I've used a formula to find this directly and got an answer I believe to be correct ($13/\sqrt{14}$).
However, when attempting to solve this manually through finding the point on the plane closest to the other point (where the plane is orthogonal to the point), and then computing the distance between points I cannot get the same answer (I instead got $4.677072$).
Would someone be able to help me work through the steps of how to find the closest point, and then the distance to help me verify my solutions?
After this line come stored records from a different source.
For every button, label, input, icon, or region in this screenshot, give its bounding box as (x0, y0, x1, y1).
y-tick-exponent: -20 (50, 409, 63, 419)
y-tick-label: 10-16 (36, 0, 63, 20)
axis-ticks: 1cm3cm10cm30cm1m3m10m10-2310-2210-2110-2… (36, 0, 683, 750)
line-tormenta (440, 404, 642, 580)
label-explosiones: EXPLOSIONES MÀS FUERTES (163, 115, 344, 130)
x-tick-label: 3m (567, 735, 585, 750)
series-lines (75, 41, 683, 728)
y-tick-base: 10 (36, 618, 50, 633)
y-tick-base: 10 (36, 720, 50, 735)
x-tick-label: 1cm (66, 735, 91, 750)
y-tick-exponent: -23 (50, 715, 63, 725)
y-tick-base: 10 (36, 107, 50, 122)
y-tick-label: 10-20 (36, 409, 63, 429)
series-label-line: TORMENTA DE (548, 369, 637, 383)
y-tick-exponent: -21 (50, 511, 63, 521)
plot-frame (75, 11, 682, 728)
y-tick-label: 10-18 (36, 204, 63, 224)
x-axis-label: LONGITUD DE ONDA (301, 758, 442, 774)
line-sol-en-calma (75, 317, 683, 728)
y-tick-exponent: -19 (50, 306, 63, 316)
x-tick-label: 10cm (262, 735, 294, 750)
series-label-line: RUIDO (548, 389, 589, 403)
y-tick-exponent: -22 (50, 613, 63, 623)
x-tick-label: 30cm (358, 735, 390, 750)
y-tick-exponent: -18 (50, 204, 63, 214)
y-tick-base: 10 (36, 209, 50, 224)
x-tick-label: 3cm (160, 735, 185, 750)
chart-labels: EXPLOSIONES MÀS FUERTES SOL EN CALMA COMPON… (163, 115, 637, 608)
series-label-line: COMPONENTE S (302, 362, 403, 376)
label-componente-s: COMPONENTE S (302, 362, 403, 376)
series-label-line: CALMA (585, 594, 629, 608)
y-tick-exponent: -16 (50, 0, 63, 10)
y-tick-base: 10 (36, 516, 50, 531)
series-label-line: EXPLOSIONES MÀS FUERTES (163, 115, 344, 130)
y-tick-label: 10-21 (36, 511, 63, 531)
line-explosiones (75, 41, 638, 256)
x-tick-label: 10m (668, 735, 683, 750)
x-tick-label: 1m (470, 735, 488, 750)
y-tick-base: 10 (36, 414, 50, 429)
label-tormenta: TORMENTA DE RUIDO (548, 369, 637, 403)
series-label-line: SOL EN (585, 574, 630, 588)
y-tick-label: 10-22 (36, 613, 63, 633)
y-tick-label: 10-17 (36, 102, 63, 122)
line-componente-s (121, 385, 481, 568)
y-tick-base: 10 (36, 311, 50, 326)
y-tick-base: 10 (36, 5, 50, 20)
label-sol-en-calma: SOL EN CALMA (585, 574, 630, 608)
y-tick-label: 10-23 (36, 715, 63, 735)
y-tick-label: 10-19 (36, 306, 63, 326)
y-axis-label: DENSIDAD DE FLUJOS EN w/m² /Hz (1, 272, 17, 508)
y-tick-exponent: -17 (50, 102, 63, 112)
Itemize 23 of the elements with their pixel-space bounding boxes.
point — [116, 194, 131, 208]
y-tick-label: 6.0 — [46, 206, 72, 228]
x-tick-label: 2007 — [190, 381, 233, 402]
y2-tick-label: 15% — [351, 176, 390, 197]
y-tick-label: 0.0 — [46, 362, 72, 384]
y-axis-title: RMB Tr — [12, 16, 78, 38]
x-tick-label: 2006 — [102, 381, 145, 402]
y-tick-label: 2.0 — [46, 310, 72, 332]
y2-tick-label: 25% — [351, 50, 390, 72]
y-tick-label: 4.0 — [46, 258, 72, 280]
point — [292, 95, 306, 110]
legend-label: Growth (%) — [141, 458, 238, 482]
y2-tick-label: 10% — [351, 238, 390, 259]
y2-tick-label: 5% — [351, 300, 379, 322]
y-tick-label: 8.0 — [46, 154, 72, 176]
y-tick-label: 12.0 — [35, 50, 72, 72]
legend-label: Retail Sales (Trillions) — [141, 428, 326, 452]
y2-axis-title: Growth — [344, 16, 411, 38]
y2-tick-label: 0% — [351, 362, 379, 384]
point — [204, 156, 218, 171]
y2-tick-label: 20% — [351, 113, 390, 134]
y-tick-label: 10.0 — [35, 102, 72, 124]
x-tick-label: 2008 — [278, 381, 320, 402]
Thank you.
My working for the second case: I took a normal vector of $n=(-1,2,3)$ and from there assumed that I could calculate the nearest point on the plane as $(1-1 \lambda)+(2+2\lambda)+(3+3\lambda)=6+4\lambda$.
From there I took
\begin{align}6+4\lambda&=-1\\
\lambda &= 5/4\\
x&=1-5/4&\hspace{-1em}&=-0.25\\
y&=2+2(5/4)&\hspace{-1em}&=4.5\\
z&=3+3(5/4)&\hspace{-1em}&=6.75
\end{align}
From there I calculated the distance between these points, getting an incorrect solution.
Best Answer
Your normal vector is correct. But I don't get what you're doing here:
$(1-1 \lambda)+(2+2\lambda)+(3+3\lambda)=6+4\lambda$. (???)
Note that the coordinates of the intersection point of the normal line (that passes through $(1,2,3)$ with the plane) has to satisfy both equation of line and plane. All you have to do is substitute the general coordinates into the equation of the plane and determine your $\lambda$.
Equation of plane is $-x + 2y + 3z + 1 =0$
So you have $-(1-\lambda)+2(2+2\lambda)+3(3+3\lambda)+1 = 0$
Solving, you get $\lambda = -\frac {13}{14}$.
So the point of intersection of that particular normal line with the plane is $(\frac{27}{14},\frac 17, \frac 3{14})$. This is the point on the plane closest to $(1,2,3)$.
Find the distance between that point and $(1,2,3)$. You should get the right answer.